Religious groups had expressed concern over the initial bill, which proposed insuring public places in the event of terrorist attacks but did not mention places of worship.
That meant they were forced to seek insurance outside Australia and pay excessive premiums.
Steven Rothman of the New South Wales Jewish Board of Deputies says, although the new bill does not completely close the gap in the insurance marketplace, it does help.
“The Terrorism Insurance Act is a very positive step by the Commonwealth Government to overcome some of the worst of the lack of insurance cover for acts of terrorism for communal organisations and, in my case, for the institutions in the Jewish community. Its effect is to render void any exclusions for acts of terrorism and works now on communal organisations as well as what was originally intended, which was commercial institutions. For that, in my view, the Commonwealth Government should be congratulated, as should the Opposition, who agreed to it.”

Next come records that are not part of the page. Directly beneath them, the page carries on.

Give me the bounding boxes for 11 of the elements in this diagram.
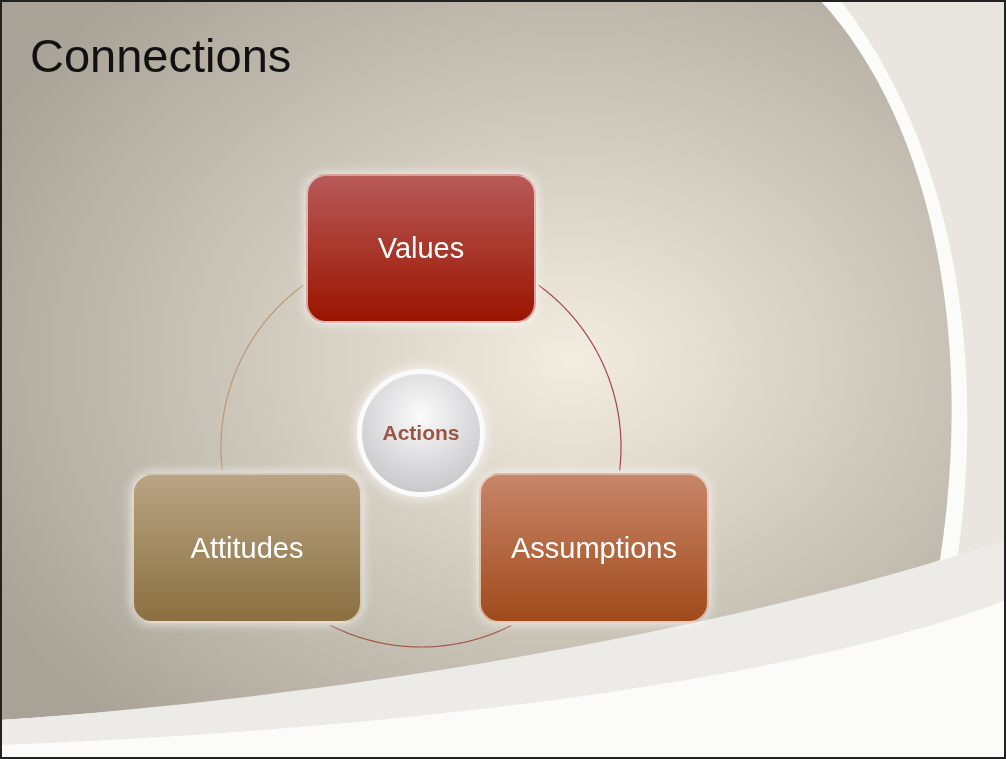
node-label: Actions — [382, 421, 460, 445]
connector-arc — [329, 624, 512, 648]
connector-arc — [538, 284, 622, 472]
node-label: Attitudes — [190, 531, 304, 565]
node-label: Assumptions — [511, 531, 677, 565]
connector-arc — [220, 284, 304, 471]
slide-title: Connections — [30, 28, 292, 83]
rounded-box — [479, 473, 709, 623]
node-label: Values — [377, 232, 465, 265]
rounded-box — [306, 174, 536, 323]
rounded-box — [132, 473, 362, 623]
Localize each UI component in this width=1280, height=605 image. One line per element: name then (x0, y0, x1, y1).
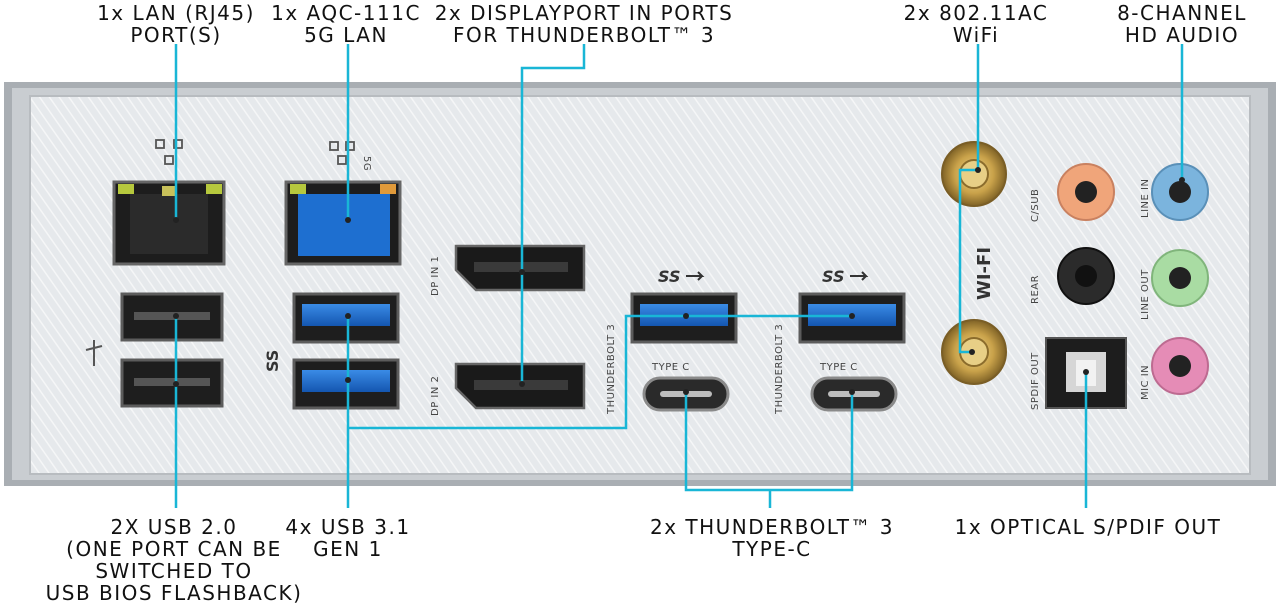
usb2-port-top (120, 292, 224, 342)
superspeed-icon-b: SS (822, 267, 844, 286)
leader-dot-optical (1083, 369, 1089, 375)
leader-lines (173, 44, 1185, 508)
callout-usb31-line-2: GEN 1 (313, 537, 383, 561)
callout-usb31-line-1: 4x USB 3.1 (285, 515, 411, 539)
callout-usb20: 2X USB 2.0 (ONE PORT CAN BE SWITCHED TO … (46, 516, 303, 604)
superspeed-icon-left: SS (263, 350, 282, 372)
callout-usb20-line-1: 2X USB 2.0 (110, 515, 238, 539)
audio-jack-line-out (1151, 249, 1209, 307)
superspeed-arrow-a (686, 271, 705, 281)
audio-jack-mic-in (1151, 337, 1209, 395)
callout-usb20-line-4: USB BIOS FLASHBACK) (45, 581, 303, 605)
mic-in-label: MIC IN (1140, 365, 1151, 400)
callout-wifi-line-1: 2x 802.11AC (903, 1, 1049, 25)
leader-dot-audio (1179, 177, 1185, 183)
leader-displayport (520, 44, 586, 384)
leader-dot-usb31-3 (683, 313, 689, 319)
callout-lan-line-2: PORT(S) (130, 23, 222, 47)
spdif-out-label: SPDIF OUT (1030, 352, 1041, 410)
callout-audio: 8-CHANNEL HD AUDIO (1117, 2, 1247, 46)
callout-optical-line-1: 1x OPTICAL S/PDIF OUT (954, 515, 1222, 539)
lan-5g-icon (329, 141, 355, 165)
audio-jack-c-sub (1057, 163, 1115, 221)
thunderbolt3-label-a: THUNDERBOLT 3 (606, 324, 617, 415)
leader-dot-dp1 (519, 269, 525, 275)
thunderbolt3-label-b: THUNDERBOLT 3 (774, 324, 785, 415)
callout-optical: 1x OPTICAL S/PDIF OUT (955, 516, 1222, 538)
wifi-label: WI-FI (974, 247, 995, 300)
callout-displayport-line-1: 2x DISPLAYPORT IN PORTS (434, 1, 734, 25)
superspeed-icon-a: SS (658, 267, 680, 286)
callout-wifi: 2x 802.11AC WiFi (904, 2, 1049, 46)
c-sub-label: C/SUB (1030, 189, 1041, 222)
usb2-port-bottom (120, 358, 224, 408)
rear-label: REAR (1030, 275, 1041, 304)
leader-dot-dp2 (519, 381, 525, 387)
usb31-port-2 (292, 358, 400, 410)
leader-dot-usb31-4 (849, 313, 855, 319)
usb-icon (85, 340, 103, 366)
leader-wifi (958, 44, 980, 354)
leader-dot-usb20-top (173, 313, 179, 319)
callout-thunderbolt-line-2: TYPE-C (732, 537, 812, 561)
callout-audio-line-1: 8-CHANNEL (1117, 1, 1247, 25)
leader-dot-tb-b (849, 389, 855, 395)
callout-displayport-line-2: FOR THUNDERBOLT™ 3 (452, 23, 716, 47)
line-out-label: LINE OUT (1140, 269, 1151, 320)
leader-dot-tb-a (683, 389, 689, 395)
callout-lan-line-1: 1x LAN (RJ45) (97, 1, 255, 25)
callout-aqc: 1x AQC-111C 5G LAN (271, 2, 421, 46)
leader-dot-usb20-bottom (173, 381, 179, 387)
type-c-label-a: TYPE C (651, 362, 690, 373)
leader-dot-usb31-2 (345, 377, 351, 383)
callout-usb31: 4x USB 3.1 GEN 1 (285, 516, 410, 560)
callout-thunderbolt-line-1: 2x THUNDERBOLT™ 3 (649, 515, 895, 539)
superspeed-arrow-b (850, 271, 869, 281)
callout-aqc-line-1: 1x AQC-111C (271, 1, 421, 25)
audio-jack-line-in (1151, 163, 1209, 221)
leader-dot-usb31-1 (345, 313, 351, 319)
callout-displayport: 2x DISPLAYPORT IN PORTS FOR THUNDERBOLT™… (435, 2, 734, 46)
line-in-label: LINE IN (1140, 179, 1151, 218)
leader-dot-aqc (345, 217, 351, 223)
callout-audio-line-2: HD AUDIO (1124, 23, 1240, 47)
callout-lan: 1x LAN (RJ45) PORT(S) (97, 2, 255, 46)
leader-usb31 (346, 314, 852, 508)
leader-thunderbolt (684, 392, 854, 508)
leader-dot-wifi-bottom (969, 349, 975, 355)
displayport-in-1 (454, 244, 586, 292)
leader-dot-lan (173, 217, 179, 223)
callout-usb20-line-3: SWITCHED TO (95, 559, 253, 583)
lan-5g-label: 5G (361, 156, 372, 171)
dp-in-2-label: DP IN 2 (430, 376, 441, 416)
dp-in-1-label: DP IN 1 (430, 256, 441, 296)
aqc-5g-lan-port (284, 180, 402, 266)
callout-usb20-line-2: (ONE PORT CAN BE (66, 537, 282, 561)
callout-aqc-line-2: 5G LAN (304, 23, 388, 47)
callout-thunderbolt: 2x THUNDERBOLT™ 3 TYPE-C (650, 516, 894, 560)
type-c-label-b: TYPE C (819, 362, 858, 373)
callout-wifi-line-2: WiFi (952, 23, 1000, 47)
wifi-antenna-connector-top (941, 141, 1007, 207)
leader-dot-wifi-top (975, 167, 981, 173)
audio-jack-rear (1057, 247, 1115, 305)
lan-port (112, 180, 226, 266)
lan-icon (155, 139, 183, 165)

The terrorism-insurance bill means, in the event of a terrorist attack, the Commonwealth will act as a guarantor of last resort for up to $10.3 billion.

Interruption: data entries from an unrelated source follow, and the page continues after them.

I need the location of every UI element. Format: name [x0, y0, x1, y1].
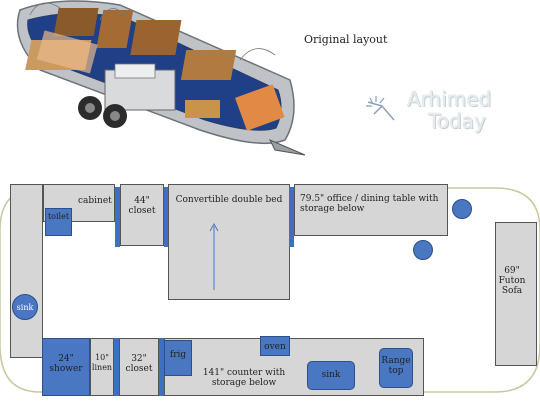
futon-sofa-area: [495, 222, 537, 366]
office-label: 79.5" office / dining table with storage…: [300, 194, 439, 214]
frig-fixture: [164, 340, 192, 376]
original-layout-caption: Original layout: [304, 33, 388, 46]
futon-label: 69" Futon Sofa: [498, 266, 526, 296]
sink-label: sink: [321, 370, 341, 380]
brand-name-line2: Today: [428, 109, 486, 133]
closet-32-area: [119, 338, 159, 396]
toilet-label: toilet: [47, 212, 70, 221]
left-sink-area: [10, 184, 43, 358]
closet-44-area: [120, 184, 164, 246]
left-sink-fixture: [12, 294, 38, 320]
office-dining-area: [294, 184, 448, 236]
closet-32-wall: [159, 338, 164, 396]
closet-44-label: 44" closet: [128, 196, 156, 216]
shower-label: 24" shower: [49, 354, 83, 374]
bed-wall: [289, 187, 294, 247]
cutaway-illustration: [0, 0, 320, 165]
oven-label: oven: [264, 342, 286, 352]
brand-logo-icon: [364, 92, 400, 122]
range-top-label: Range top: [381, 356, 411, 376]
linen-wall: [114, 338, 119, 396]
cabinet-wall: [115, 187, 120, 247]
sink-fixture: [307, 361, 355, 390]
linen-area: [90, 338, 114, 396]
shower-fixture: [42, 338, 90, 396]
brand-name-line1: Arhimed: [407, 87, 492, 111]
arrow-up-icon: [209, 222, 219, 290]
counter-label: 141" counter with storage below: [202, 368, 286, 388]
floorplan: sink toilet cabinet 44" closet Convertib…: [0, 170, 540, 403]
bed-label: Convertible double bed: [175, 195, 283, 205]
convertible-bed-area: [168, 184, 290, 300]
cabinet-label: cabinet: [78, 196, 112, 206]
airstream-cutaway-drawing: [16, 0, 306, 156]
dining-seat-2: [413, 240, 433, 260]
frig-label: frig: [169, 350, 187, 360]
closet-32-label: 32" closet: [125, 354, 153, 374]
range-top-fixture: [379, 348, 413, 388]
trailer-outline: [0, 187, 540, 393]
left-sink-label: sink: [16, 303, 34, 312]
oven-fixture: [260, 336, 290, 356]
closet-44-wall: [164, 187, 169, 247]
dining-seat-1: [452, 199, 472, 219]
linen-label: 10" linen: [91, 353, 113, 372]
toilet-fixture: [45, 208, 72, 236]
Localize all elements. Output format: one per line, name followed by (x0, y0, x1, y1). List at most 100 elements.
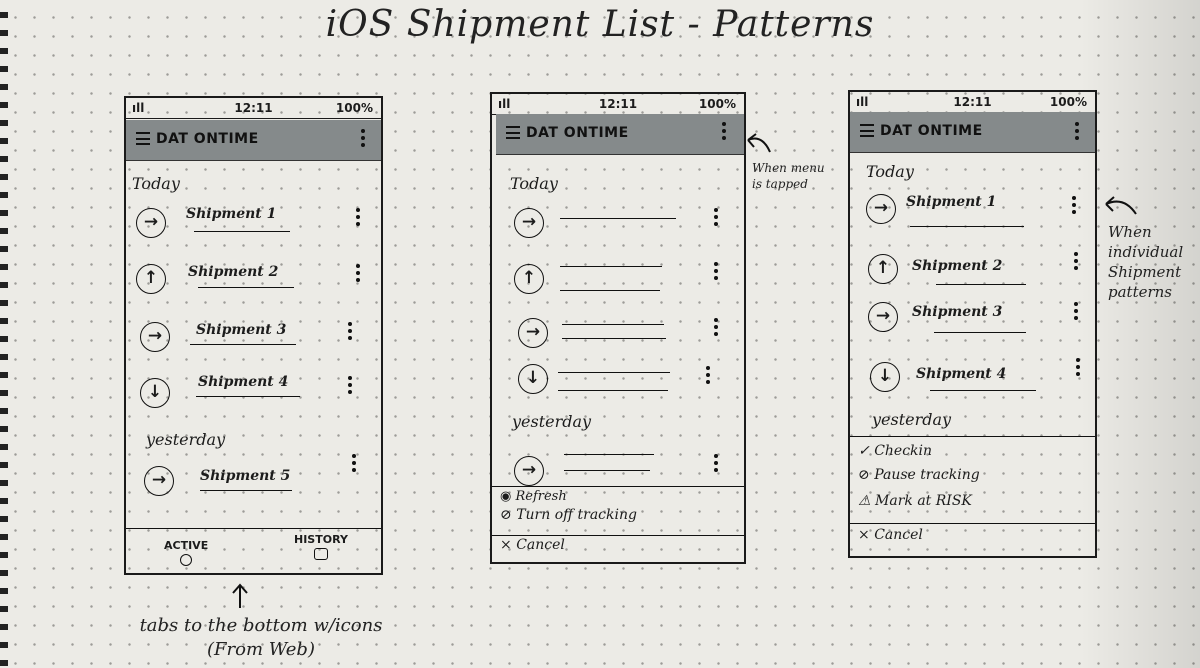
shipment-row[interactable]: → Shipment 3 (850, 296, 1095, 352)
row-menu-icon[interactable] (1074, 302, 1078, 323)
phone-sketch-tabs: ıll 12:11 100% DAT ONTIME Today → Shipme… (124, 96, 383, 575)
placeholder-row[interactable]: ↑ (492, 258, 744, 314)
refresh-icon: ◉ (500, 489, 516, 504)
notebook-binding (0, 0, 8, 668)
overflow-menu-icon[interactable] (722, 122, 726, 143)
menu-item-refresh[interactable]: ◉ Refresh (500, 489, 567, 504)
divider (492, 535, 744, 536)
shipment-row[interactable]: → Shipment 5 (126, 454, 381, 510)
turn-off-label: Turn off tracking (516, 507, 637, 523)
row-menu-icon[interactable] (356, 208, 360, 229)
menu-item-cancel[interactable]: × Cancel (500, 537, 565, 553)
menu-item-checkin[interactable]: ✓ Checkin (858, 443, 932, 459)
row-menu-icon[interactable] (714, 262, 718, 283)
shipment-label: Shipment 3 (196, 322, 287, 338)
underline (934, 332, 1026, 333)
row-menu-icon[interactable] (714, 208, 718, 229)
row-menu-icon[interactable] (714, 318, 718, 339)
shipment-row[interactable]: ↑ Shipment 2 (126, 256, 381, 312)
underline (190, 344, 296, 345)
active-tab-icon (180, 554, 193, 566)
placeholder-row[interactable]: → (492, 204, 744, 260)
section-today: Today (132, 174, 180, 193)
app-name: DAT ONTIME (880, 123, 983, 139)
hamburger-menu-icon[interactable] (136, 132, 150, 145)
section-yesterday: yesterday (872, 410, 952, 429)
placeholder-line (564, 470, 650, 471)
signal-indicator: ıll (498, 97, 511, 111)
arrow-right-icon: → (518, 318, 548, 348)
row-menu-icon[interactable] (348, 322, 352, 343)
shipment-row[interactable]: → Shipment 1 (850, 188, 1095, 244)
row-menu-icon[interactable] (1074, 252, 1078, 273)
clock: 12:11 (234, 101, 273, 115)
arrow-right-icon: → (868, 302, 898, 332)
shipment-row[interactable]: ↓ Shipment 4 (850, 354, 1095, 410)
shipment-row[interactable]: ↓ Shipment 4 (126, 368, 381, 424)
row-menu-icon[interactable] (348, 376, 352, 397)
menu-item-turn-off-tracking[interactable]: ⊘ Turn off tracking (500, 507, 637, 523)
row-menu-icon[interactable] (1076, 358, 1080, 379)
app-header: DAT ONTIME (496, 114, 744, 155)
bottom-tab-bar: ACTIVE HISTORY (126, 528, 381, 569)
shipment-row[interactable]: → Shipment 1 (126, 198, 381, 254)
row-menu-icon[interactable] (356, 264, 360, 285)
placeholder-row[interactable]: → (492, 316, 744, 372)
section-today: Today (510, 174, 558, 193)
shipment-label: Shipment 1 (906, 194, 997, 210)
refresh-label: Refresh (515, 489, 567, 504)
menu-item-mark-at-risk[interactable]: ⚠ Mark at RISK (858, 493, 972, 509)
tabs-note: tabs to the bottom w/icons (From Web) (139, 615, 383, 660)
row-menu-icon[interactable] (352, 454, 356, 475)
tab-active-label: ACTIVE (164, 539, 209, 552)
checkin-label: Checkin (874, 443, 933, 459)
placeholder-line (558, 390, 668, 391)
shipment-row[interactable]: → Shipment 3 (126, 314, 381, 370)
overflow-menu-icon[interactable] (361, 129, 365, 150)
action-sheet: ✓ Checkin ⊘ Pause tracking ⚠ Mark at RIS… (850, 436, 1095, 556)
menu-item-pause-tracking[interactable]: ⊘ Pause tracking (858, 467, 980, 483)
placeholder-row[interactable]: ↓ (492, 364, 744, 420)
shipment-label: Shipment 2 (188, 264, 279, 280)
phone-sketch-row-menu: ıll 12:11 100% DAT ONTIME Today → Shipme… (848, 90, 1097, 558)
underline (198, 287, 294, 288)
pause-icon: ⊘ (858, 467, 875, 483)
annotation-arrow-left (747, 133, 771, 153)
row-menu-icon[interactable] (706, 366, 710, 387)
cancel-label: Cancel (874, 527, 923, 543)
placeholder-row[interactable]: → (492, 450, 744, 506)
underline (930, 390, 1036, 391)
hamburger-menu-icon[interactable] (860, 124, 874, 137)
clock: 12:11 (598, 97, 638, 111)
shipment-label: Shipment 5 (200, 468, 291, 484)
phone-sketch-menu: ıll 12:11 100% DAT ONTIME Today → ↑ → ↓ … (490, 92, 746, 564)
app-name: DAT ONTIME (526, 125, 629, 141)
risk-label: Mark at RISK (875, 493, 972, 509)
tracking-off-icon: ⊘ (500, 507, 517, 523)
row-menu-icon[interactable] (714, 454, 718, 475)
battery-level: 100% (698, 97, 736, 111)
battery-level: 100% (335, 101, 373, 115)
close-icon: × (500, 537, 517, 553)
check-icon: ✓ (858, 443, 875, 459)
shipment-label: Shipment 3 (912, 304, 1003, 320)
underline (936, 284, 1026, 285)
close-icon: × (858, 527, 875, 543)
overflow-menu-icon[interactable] (1075, 122, 1079, 143)
tab-history[interactable]: HISTORY (294, 533, 348, 560)
shipment-label: Shipment 2 (912, 258, 1003, 274)
arrow-up-icon: ↑ (514, 264, 544, 294)
pause-label: Pause tracking (874, 467, 980, 483)
cancel-label: Cancel (516, 537, 565, 553)
menu-item-cancel[interactable]: × Cancel (858, 527, 923, 543)
tab-active[interactable]: ACTIVE (164, 539, 208, 566)
hamburger-menu-icon[interactable] (506, 126, 520, 139)
status-bar: ıll 12:11 100% (492, 94, 744, 115)
row-menu-icon[interactable] (1072, 196, 1076, 217)
arrow-right-icon: → (140, 322, 170, 352)
page-shadow (1080, 0, 1200, 668)
placeholder-line (560, 218, 676, 219)
shipment-row[interactable]: ↑ Shipment 2 (850, 248, 1095, 304)
shipment-label: Shipment 4 (916, 366, 1007, 382)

A spokesman for the Lebanese Muslim Association, Keysar Trad, says the legislation still needs to be tested but is a step in the right direction.
“These places of worship offer an invaluable service to the community, regardless of the faith that they serve, and it would be a disaster if there were insurance claims on these places that they cannot meet. To my knowledge, every mosque in Australia has had to shop overseas for insurance cover, because it’s just not available locally.”